Manjares caseros .
Sabores de mi infancia habanera
Cuando pienso en mi infancia, no me llega primero una imagen:
me llega un olor.
El dulzón del boniato hervido, aplastado con un tenedor en un plato de loza blanca, mientras el vapor empañaba los cristales del comedor. Mi madre decía que el boniato había que comerlo calentico, porque frío perdía la gracia. Le echaba un hilo de miel o un poco de azúcar prieta, y aquel plato sencillo se volvía banquete de domingo.
El fufú de plátano tenía su propio ritmo.
El sonido del majador de madera contra la cazuela, el ajo chispeando en el sartén, y el olor del chicharrón cayendo sobre el puré caliente. Era su música, su manera de decirnos que el almuerzo estaba casi listo. En esa mezcla de aromas y risas, la casa entera parecía tener alma.
Las torrijas llegaban en Semana Santa, doradas en el aceite, bañadas con miel y canela. Mi madre las preparaba con pan del día anterior, “porque el pan duro agarra mejor el almíbar”, decía. Yo esperaba que enfriaran para chupar los bordes caramelizados, mientras el olor a azúcar quemada llenaba el aire como un perfume de infancia.
La harina en dulce era la merienda de las tardes de lluvia.
Yo me sentaba en el portal, mirando cómo el agua corría por la calle, y ella me traía el cuenco humeante, espeso, con vainilla y un punto de sal. Aquella harina sabía a consuelo, a abrigo, a la calma de saber que mamá estaba cerca.
El arroz con leche cocinaba despacio, con cáscara de limón y ramita de canela, mientras afuera se oía el pregón del manisero. Todos queríamos raspar el fondo del caldero, donde el azúcar se había dorado y el arroz quedaba pegadito. Era un dulce de pobres, decían, pero en casa tenía sabor a celebración.
El majarete, con su perfume de maíz tierno, era un trabajo de amor.
Mi madre colaba el maíz a mano, con paciencia, y revolvía la mezcla hasta que espesaba. Servía las porciones en platillos pequeños, espolvoreadas con canela, y me decía: “Ten cuidado, que quema”. A veces no podía esperar, y me quemaba igual. Pero era un fuego dulce, de esos que no duelen.
Los platanitos maduros fritos eran el anuncio del almuerzo.
El aceite chispeando, el olor dulce del plátano dorado, el arroz blanco esperando al lado.

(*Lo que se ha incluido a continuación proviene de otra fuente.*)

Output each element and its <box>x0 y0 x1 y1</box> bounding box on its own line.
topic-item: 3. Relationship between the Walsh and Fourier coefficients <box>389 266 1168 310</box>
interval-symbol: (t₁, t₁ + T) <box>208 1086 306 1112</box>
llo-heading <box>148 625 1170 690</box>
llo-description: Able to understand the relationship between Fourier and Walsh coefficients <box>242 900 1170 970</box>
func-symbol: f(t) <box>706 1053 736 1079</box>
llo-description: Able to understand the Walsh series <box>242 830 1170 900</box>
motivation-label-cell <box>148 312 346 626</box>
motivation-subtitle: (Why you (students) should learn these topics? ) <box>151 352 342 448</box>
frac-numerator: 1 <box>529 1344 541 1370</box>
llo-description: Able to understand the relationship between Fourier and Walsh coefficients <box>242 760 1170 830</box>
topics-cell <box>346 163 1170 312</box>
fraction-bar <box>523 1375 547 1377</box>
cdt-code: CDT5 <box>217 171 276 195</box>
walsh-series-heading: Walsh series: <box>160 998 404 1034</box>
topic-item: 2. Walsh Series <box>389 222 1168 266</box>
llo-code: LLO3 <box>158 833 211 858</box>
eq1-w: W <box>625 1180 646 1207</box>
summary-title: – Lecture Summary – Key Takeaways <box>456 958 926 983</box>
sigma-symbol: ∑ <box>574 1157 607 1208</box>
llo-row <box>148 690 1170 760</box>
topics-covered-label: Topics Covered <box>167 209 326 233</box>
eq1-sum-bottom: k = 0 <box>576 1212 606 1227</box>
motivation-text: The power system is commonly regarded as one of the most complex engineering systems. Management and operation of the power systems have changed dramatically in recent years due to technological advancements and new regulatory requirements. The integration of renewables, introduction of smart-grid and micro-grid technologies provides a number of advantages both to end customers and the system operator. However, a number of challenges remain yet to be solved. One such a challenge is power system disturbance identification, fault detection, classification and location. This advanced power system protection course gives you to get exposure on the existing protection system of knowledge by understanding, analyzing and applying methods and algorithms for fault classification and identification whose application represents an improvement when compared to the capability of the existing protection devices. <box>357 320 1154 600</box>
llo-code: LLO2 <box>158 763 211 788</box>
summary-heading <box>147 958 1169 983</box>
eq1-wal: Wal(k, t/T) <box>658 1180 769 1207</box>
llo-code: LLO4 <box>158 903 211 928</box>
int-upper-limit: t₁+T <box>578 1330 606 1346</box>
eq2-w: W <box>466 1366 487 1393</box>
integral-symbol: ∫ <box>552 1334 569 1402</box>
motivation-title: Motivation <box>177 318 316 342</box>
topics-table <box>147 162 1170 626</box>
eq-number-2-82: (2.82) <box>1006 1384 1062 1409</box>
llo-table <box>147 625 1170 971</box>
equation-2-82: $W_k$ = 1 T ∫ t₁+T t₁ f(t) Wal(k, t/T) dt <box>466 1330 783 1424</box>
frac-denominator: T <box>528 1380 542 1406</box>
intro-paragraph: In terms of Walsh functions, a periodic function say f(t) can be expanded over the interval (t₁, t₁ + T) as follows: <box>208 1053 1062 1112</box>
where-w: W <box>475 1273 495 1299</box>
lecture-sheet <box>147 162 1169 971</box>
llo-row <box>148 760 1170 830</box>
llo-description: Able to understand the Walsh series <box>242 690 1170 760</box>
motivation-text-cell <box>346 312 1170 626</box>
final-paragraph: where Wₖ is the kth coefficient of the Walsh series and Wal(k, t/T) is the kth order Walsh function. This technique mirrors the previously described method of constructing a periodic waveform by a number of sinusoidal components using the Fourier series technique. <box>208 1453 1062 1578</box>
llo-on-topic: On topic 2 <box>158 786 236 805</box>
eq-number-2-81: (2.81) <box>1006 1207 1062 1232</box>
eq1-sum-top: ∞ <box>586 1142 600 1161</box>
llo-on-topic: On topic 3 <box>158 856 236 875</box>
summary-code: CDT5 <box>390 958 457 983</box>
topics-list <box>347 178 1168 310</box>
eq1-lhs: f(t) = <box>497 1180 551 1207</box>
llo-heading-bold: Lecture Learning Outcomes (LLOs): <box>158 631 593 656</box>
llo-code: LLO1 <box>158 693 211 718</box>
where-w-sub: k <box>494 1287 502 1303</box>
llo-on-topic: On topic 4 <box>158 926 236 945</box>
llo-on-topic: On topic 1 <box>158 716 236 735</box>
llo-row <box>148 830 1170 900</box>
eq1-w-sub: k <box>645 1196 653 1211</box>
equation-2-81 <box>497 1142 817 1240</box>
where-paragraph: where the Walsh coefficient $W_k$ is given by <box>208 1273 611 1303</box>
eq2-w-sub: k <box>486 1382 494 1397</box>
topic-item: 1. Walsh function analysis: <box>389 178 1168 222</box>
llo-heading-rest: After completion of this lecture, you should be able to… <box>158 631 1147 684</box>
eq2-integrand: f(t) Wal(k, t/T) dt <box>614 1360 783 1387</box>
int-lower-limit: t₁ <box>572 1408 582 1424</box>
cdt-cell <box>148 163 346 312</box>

No había fiesta sin ellos.
Las mariquitas y las papitas fritas eran cosa de sábado.
Las hacía finitas, crujientes, y las servía en un cucurucho de papel. Yo salía al portal con ellas todavía calientes, y el mundo parecía sencillo y suficiente.
Y las frituras de yuca… esas eran su orgullo.
Crocantes por fuera, suaves por dentro. Las hacía en ocasiones especiales, cuando quería que el día terminara con alegría. El olor llenaba toda la casa, quedaba pegado a la ropa, a las cortinas, a los recuerdos.
Cada plato tenía su historia, su momento, su ternura.
Mi madre no cocinaba solo comida: cocinaba cariño, paciencia y hogar.
En aquella Habana de los años setenta y ochenta, no teníamos mucho,
pero teníamos eso:
una cocina viva, un corazón encendido,
y el sabor eterno de la infancia latiendo entre los olores del fogón.